Photo/IllutrationLawyers representing the South Korean plaintiffs speak to reporters in front of the headquarters of Nippon Steel & Sumitomo Metal Corp. in Tokyo’s Marunouchi district on Dec. 4, 2018. (Asahi Shimbun file photo)

Calls by South Korean plaintiffs in a lawsuit over wartime labor to seize assets of a major Japanese steelmaker have prompted Tokyo to seek talks with Seoul over a 1965 agreement reached when they restored diplomatic relations.

Japan insists that all wartime issues related to property and claims were settled under the bilateral agreement.

Matters came to a head following a decision by South Korea’s Supreme Court last October that ordered Nippon Steel & Sumitomo Metal Corp. to pay compensation to four South Korean wartime laborers.

After the company refused to comply with the court order, two of the plaintiffs applied to a district court on Dec. 31 to seize the company’s share in a South Korea-based joint venture with major steelmaker POSCO.

In Tokyo, Prime Minister Shinzo Abe said in a Jan. 6 program aired on Japan Broadcasting Corp. (NHK), public broadcaster, “I have directed the relevant government agencies to consider concrete measures to take in the future.”

If such talks were held, it would be the first time for the neighboring Asian powers to do so since they signed the agreement.

Japan annexed the Korean Peninsula and made it a colony in 1910. The colonial period ended in 1945 with Japan's defeat in World War II.

Relations between the two countries remain soured over the issues of "comfort women," females forced to provide sex to wartime Japanese soldiers, and wartime concripted laborers.

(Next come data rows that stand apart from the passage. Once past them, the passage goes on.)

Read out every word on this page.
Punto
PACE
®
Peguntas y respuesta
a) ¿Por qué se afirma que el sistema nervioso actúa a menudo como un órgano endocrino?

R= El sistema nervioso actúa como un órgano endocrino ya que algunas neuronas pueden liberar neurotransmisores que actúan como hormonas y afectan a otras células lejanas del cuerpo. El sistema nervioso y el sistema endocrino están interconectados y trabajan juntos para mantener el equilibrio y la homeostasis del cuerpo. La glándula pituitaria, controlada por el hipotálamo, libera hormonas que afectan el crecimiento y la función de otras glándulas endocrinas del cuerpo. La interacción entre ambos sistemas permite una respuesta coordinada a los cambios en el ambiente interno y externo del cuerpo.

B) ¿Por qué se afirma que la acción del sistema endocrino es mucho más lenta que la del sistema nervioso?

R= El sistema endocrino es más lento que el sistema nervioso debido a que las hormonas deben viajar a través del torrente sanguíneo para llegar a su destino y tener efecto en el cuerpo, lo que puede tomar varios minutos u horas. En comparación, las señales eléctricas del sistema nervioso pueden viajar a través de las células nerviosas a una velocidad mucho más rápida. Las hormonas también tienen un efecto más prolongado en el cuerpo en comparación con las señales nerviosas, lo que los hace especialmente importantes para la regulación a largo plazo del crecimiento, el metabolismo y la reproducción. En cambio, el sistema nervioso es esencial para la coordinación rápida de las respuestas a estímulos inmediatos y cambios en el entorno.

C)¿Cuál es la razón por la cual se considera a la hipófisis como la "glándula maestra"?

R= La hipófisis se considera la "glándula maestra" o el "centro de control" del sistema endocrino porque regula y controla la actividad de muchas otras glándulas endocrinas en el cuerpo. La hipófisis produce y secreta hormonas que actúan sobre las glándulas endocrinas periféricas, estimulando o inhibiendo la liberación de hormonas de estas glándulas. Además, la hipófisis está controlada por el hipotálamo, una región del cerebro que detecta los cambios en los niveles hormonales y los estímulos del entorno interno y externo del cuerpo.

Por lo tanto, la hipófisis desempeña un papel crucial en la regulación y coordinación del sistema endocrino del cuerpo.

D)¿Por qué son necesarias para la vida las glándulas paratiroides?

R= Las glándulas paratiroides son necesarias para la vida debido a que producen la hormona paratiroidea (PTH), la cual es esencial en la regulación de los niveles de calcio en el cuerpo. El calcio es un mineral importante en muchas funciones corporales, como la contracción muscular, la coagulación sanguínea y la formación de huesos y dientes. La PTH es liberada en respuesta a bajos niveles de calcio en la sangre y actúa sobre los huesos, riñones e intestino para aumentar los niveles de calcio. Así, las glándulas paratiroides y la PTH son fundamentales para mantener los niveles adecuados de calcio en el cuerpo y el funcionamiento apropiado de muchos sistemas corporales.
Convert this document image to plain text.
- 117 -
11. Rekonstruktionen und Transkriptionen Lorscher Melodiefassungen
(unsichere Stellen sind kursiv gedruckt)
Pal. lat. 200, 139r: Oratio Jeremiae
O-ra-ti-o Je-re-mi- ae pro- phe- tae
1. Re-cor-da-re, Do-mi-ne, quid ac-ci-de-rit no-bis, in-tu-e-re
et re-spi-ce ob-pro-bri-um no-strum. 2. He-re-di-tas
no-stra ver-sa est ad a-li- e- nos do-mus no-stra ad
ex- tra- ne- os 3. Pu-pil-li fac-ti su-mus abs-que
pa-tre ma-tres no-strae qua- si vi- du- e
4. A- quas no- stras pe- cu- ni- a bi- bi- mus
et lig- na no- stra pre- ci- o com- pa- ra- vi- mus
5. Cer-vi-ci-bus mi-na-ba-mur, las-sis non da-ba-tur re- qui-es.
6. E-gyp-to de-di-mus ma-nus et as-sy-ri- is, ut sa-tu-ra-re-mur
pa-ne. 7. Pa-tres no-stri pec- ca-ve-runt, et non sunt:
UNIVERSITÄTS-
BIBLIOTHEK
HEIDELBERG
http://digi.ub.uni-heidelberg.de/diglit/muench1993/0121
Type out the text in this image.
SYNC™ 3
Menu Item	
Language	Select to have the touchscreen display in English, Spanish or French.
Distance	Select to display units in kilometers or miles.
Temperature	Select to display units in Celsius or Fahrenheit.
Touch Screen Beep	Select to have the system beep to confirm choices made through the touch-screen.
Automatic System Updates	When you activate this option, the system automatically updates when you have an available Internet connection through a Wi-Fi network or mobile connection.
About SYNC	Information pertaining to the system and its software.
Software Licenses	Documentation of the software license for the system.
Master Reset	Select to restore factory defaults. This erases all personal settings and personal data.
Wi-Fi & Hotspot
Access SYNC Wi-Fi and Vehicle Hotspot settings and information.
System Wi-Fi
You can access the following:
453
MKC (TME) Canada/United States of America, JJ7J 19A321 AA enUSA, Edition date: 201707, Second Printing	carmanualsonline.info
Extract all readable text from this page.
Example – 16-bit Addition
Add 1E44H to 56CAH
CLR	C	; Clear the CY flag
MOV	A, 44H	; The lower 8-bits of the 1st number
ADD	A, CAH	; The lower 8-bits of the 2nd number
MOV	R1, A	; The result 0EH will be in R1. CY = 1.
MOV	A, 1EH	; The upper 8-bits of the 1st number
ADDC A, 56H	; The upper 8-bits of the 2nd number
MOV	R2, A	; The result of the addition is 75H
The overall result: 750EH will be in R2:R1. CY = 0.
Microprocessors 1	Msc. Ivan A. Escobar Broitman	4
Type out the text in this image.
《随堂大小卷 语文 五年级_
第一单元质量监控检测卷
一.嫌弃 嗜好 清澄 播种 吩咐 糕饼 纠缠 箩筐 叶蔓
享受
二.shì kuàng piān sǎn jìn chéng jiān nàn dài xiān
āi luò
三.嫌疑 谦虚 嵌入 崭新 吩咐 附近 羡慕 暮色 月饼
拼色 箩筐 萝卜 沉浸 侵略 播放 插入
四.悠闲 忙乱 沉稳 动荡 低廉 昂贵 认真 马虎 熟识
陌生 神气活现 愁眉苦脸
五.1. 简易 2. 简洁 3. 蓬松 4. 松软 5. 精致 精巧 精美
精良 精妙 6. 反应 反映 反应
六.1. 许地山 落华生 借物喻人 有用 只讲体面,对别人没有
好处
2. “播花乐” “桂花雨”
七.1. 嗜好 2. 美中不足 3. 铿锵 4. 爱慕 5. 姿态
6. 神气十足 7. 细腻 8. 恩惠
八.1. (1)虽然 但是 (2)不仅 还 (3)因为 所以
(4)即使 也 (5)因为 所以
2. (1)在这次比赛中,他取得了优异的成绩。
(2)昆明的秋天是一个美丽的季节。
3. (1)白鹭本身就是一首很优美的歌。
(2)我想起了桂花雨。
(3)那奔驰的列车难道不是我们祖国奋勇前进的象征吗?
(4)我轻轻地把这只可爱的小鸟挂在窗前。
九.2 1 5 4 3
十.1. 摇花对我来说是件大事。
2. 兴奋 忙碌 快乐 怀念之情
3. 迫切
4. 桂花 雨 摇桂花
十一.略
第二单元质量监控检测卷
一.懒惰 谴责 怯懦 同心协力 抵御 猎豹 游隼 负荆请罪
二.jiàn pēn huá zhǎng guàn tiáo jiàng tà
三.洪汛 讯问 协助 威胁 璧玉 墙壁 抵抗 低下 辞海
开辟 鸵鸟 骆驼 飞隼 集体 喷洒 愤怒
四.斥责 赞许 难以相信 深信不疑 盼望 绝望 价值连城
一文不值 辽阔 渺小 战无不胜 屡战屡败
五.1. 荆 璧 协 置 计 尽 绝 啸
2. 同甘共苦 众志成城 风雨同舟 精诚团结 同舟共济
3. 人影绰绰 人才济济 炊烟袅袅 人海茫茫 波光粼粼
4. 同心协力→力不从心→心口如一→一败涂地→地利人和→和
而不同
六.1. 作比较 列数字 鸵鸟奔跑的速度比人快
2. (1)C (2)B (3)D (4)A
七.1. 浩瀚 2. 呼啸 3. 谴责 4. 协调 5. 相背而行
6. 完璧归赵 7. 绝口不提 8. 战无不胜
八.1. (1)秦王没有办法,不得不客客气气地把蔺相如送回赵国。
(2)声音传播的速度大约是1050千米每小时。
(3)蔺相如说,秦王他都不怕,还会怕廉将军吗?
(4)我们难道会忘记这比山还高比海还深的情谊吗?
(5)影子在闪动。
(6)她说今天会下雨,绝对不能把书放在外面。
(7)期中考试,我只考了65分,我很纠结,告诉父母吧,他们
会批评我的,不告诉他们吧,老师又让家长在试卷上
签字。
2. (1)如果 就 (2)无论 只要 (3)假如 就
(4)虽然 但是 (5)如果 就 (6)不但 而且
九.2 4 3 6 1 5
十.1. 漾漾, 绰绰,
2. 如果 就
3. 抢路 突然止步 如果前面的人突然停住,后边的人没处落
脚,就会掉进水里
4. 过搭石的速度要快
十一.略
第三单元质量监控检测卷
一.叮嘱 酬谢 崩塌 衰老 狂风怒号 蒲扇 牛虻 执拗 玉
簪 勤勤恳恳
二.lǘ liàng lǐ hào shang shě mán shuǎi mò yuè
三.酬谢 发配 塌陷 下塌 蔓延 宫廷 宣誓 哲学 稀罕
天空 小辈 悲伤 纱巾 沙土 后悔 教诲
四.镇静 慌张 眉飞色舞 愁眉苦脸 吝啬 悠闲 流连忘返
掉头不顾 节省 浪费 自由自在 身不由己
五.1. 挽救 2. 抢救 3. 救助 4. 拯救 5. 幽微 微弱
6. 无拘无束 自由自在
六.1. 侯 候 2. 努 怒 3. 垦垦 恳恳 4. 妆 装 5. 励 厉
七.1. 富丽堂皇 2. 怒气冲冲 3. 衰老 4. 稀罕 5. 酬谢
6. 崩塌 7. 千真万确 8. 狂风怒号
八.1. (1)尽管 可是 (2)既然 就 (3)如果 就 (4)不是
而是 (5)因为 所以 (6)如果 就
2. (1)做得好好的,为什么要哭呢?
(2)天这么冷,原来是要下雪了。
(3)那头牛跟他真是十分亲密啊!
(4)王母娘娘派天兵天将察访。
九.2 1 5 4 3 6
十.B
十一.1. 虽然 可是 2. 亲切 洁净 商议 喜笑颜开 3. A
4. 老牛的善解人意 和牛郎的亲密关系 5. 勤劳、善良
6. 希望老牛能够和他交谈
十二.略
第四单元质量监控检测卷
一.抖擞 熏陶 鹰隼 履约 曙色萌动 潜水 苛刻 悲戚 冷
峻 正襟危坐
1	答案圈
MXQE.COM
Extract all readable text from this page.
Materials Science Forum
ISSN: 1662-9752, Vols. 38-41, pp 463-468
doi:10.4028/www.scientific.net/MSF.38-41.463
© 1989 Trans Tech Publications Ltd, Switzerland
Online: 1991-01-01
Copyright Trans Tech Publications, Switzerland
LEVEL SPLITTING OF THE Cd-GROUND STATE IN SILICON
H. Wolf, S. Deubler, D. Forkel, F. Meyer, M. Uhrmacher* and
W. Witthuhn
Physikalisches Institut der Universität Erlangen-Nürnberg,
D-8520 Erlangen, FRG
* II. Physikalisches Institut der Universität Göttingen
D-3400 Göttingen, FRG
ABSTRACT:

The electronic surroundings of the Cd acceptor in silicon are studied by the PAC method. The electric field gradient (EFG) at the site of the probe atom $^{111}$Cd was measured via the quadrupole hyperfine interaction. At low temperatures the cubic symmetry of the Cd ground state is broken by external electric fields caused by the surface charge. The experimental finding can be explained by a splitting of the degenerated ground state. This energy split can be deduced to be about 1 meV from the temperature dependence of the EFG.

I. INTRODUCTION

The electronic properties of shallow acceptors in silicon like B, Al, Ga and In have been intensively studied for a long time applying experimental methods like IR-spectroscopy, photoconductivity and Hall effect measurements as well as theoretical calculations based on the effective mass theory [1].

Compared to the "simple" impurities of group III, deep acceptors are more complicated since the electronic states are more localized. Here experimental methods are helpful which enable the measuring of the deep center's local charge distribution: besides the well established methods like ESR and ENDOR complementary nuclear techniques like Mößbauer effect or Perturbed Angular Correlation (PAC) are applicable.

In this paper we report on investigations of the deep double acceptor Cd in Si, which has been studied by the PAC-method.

The Japanese government maintains that the reparation issue involving wartime workers has been “thoroughly and conclusively solved,” based on the agreement.

On this basis, it says a South Korean court’s ruling to order Japanese company to provide compensation is unacceptable.

The bilateral agreement contains a provision that Japan and South Korea will hold talks when a dispute arises over how to interpret the agreement.

“Once assets of Nippon Steel & Sumitomo Metal are seized, the likelihood of Japanese companies suffering further economic damage will likely increase,” said a senior Foreign Ministry official.

The official said the government will propose talks after it receives confirmation of a notice of seizure issued by the court.

That would require both governments to agree, a situation that remains unprecedented.

In 2011, South Korea proposed talks with Japan over the comfort women issue, but Japan refused.

On this occasion, it is possible that the South Korean government will reject Japan's overture for talks.

The Foreign Ministry official, however, emphasized the significance of requesting the talks on grounds that such a proposal would be an "effective way for Japan to appeal its viewpoint to the international community.”

If the talks break down, Tokyo and Seoul can seek arbitration involving a third country.